The Media Mirror: what's in today's Russian newspapers?

Russia's recent parliamentary election continues to dominate the front pages of a number of Russian papers. Also making headlines is the failure of the talks on Kosovo and the perception by Ukrainian children of their country and government.

IZVESTIA daily published the results of its own internet poll on the meaning of the Duma election: 39 per cent responded that the people voted for stability in their own lives, 22 per cent of the country voted for Putin as its national leader, 21 per cent agree that Western liberalism proved inconsistent, 19 per cent- that it was a rehearsal for the presidential election.
 
The same paper has an article on the criticism of the election by some foreign observers. Many things plainly don’t look like what they are.  For instance, an opposition group supplied foreign observers with a video of a woman pushing a whole pack of ballots one after another into a ballot box. It was all over the internet and television.

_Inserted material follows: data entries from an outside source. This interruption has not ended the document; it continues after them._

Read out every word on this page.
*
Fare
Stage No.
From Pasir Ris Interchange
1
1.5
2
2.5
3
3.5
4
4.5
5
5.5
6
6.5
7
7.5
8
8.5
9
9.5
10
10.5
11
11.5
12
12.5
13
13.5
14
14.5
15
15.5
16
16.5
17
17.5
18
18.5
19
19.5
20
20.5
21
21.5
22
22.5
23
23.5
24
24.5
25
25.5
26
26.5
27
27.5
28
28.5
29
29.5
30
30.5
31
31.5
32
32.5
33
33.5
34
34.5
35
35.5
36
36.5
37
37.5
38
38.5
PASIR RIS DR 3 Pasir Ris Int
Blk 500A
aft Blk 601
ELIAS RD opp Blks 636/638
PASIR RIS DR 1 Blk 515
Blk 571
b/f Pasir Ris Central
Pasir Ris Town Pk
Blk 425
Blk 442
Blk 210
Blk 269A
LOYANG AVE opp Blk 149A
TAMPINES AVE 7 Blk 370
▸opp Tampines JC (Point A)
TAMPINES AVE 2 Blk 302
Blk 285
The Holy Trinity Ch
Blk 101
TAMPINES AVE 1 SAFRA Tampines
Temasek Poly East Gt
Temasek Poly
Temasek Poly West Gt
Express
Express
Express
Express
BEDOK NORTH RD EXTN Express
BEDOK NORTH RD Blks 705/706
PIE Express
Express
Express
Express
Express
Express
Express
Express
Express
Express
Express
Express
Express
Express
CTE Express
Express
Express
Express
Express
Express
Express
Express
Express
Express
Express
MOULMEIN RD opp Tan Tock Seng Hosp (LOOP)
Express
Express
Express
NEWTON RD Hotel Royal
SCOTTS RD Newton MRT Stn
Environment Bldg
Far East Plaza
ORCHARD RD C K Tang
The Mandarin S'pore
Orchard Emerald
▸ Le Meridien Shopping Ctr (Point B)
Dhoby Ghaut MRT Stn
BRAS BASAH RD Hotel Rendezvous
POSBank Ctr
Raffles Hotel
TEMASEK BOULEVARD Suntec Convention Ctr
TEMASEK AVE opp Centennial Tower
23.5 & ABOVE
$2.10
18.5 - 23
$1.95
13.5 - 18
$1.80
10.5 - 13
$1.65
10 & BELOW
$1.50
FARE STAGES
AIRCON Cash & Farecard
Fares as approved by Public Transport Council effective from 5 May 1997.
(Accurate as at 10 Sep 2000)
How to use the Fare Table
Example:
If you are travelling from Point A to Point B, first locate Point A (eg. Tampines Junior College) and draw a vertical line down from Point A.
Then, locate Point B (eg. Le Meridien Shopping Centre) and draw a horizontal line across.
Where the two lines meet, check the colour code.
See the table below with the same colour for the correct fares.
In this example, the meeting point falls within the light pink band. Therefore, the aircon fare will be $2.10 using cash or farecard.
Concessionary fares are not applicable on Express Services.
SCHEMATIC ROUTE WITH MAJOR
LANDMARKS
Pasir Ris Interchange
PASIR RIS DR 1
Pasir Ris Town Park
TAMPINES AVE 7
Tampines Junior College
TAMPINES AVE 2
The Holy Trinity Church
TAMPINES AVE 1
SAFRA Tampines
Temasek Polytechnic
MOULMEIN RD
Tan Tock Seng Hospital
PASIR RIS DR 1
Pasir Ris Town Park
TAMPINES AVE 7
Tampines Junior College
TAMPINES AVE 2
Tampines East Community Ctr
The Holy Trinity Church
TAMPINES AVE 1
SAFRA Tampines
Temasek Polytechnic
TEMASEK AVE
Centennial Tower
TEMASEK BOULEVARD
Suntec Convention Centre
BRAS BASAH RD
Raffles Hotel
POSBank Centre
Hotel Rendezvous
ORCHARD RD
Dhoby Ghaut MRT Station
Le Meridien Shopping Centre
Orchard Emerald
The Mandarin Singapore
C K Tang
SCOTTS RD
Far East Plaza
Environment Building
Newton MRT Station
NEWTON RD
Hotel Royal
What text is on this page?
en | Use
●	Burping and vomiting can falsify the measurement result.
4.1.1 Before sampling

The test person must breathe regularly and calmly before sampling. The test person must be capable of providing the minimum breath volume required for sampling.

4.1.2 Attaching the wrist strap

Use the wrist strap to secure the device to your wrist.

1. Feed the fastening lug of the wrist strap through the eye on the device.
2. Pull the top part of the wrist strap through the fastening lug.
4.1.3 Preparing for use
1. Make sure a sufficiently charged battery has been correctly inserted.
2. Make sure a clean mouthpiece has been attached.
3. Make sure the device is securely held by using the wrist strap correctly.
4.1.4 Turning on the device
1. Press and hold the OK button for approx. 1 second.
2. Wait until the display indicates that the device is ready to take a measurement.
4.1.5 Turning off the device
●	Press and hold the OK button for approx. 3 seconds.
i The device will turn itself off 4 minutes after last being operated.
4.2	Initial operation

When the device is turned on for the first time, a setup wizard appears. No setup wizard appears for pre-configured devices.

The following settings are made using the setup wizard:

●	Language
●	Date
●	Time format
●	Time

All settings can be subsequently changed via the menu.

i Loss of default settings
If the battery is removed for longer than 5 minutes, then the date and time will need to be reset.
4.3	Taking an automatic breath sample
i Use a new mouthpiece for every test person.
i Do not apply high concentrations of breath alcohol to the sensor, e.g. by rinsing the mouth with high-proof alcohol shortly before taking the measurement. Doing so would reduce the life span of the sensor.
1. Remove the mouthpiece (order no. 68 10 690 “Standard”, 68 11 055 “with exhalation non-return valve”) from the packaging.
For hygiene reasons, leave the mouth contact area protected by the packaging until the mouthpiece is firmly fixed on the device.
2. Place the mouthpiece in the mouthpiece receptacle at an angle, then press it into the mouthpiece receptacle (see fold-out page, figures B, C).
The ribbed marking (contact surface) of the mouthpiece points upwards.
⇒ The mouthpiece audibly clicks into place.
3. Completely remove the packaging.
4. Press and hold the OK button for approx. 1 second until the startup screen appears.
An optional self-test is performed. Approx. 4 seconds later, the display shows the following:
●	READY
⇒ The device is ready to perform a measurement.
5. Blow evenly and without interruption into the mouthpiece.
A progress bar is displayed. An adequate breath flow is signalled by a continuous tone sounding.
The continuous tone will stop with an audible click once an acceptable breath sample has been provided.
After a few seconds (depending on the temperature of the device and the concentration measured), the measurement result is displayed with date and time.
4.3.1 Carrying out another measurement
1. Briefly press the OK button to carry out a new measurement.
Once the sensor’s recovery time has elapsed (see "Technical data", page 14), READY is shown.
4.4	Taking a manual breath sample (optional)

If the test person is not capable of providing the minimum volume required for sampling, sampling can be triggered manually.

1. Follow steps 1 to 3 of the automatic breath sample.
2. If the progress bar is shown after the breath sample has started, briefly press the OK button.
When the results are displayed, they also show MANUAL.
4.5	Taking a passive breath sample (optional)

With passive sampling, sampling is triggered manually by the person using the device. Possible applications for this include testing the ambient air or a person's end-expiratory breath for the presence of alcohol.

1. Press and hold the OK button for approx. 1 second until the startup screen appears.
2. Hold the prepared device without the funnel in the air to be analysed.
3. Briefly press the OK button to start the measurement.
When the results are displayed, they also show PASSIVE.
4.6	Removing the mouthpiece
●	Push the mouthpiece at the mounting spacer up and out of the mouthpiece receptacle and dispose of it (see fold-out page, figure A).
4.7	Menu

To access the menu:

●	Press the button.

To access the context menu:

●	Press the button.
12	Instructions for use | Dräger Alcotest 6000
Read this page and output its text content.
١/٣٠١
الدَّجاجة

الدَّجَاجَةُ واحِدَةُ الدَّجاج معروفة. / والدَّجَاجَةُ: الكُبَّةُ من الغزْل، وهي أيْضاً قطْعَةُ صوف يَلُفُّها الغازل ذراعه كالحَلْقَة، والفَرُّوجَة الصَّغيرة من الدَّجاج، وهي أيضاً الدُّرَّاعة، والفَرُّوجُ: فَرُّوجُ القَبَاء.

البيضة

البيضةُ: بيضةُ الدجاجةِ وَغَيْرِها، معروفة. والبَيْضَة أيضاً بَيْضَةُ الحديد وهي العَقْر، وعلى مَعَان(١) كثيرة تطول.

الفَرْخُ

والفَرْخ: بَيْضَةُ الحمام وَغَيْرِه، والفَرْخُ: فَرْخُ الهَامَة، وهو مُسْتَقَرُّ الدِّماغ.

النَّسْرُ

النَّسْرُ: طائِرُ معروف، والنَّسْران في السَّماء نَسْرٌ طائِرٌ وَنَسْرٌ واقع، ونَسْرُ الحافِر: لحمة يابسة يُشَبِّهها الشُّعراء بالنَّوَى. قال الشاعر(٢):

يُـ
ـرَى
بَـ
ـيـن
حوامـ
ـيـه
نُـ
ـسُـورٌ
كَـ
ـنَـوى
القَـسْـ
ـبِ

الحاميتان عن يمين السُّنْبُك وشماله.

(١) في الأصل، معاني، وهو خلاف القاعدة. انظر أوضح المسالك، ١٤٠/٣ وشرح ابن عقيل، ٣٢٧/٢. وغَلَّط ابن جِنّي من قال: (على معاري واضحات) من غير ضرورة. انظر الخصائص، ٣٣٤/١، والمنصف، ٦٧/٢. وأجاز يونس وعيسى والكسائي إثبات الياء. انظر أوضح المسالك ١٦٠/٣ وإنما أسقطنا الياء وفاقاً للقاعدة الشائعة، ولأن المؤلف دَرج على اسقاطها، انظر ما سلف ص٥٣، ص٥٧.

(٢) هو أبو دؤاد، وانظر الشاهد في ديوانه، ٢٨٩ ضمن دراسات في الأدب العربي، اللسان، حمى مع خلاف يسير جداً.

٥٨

In fact, the woman turned out to be a member of a local electoral commission.  The voting papers had come from a portable ballot box for disabled people to cast their votes.
 
A NEZAVISIMAYA GAZETA editorial says Vladimir Putin suggested changing Russia’s electoral cycle so that the Duma and presidential elections would not follow each other so closely. That would mean extending the presidential term. The editorial says that would also put Vladimir Putin, if he runs in 2012, above party politics as a true national leader.
 
VREMYA NOVOSTEI writes the Kosovo Troika has raised its hands in surrender. All their efforts to find common ground between Kosovars and Serbs proved a total failure.
 
IZVESTIA also features another poll – among Ukrainian children. The task for 11 – 13 year-olds was to draw Ukrainian politics in colour and write captions to the pictures. It appears, says the paper, that Ukrainian schoolchildren know their way around such terms as “parliamentary coalition” and “the forming of a parliamentary majority”.  However they prefer fairy tale terminology to describe their country’s politics: “The President works hard for us all, like Snow White. All other politicians are Gnomes. Ukraine lacks Cinderellas most of all, those who clear away everyone’s mess for them, live in poverty and then get elected to the Rada and help poor people.”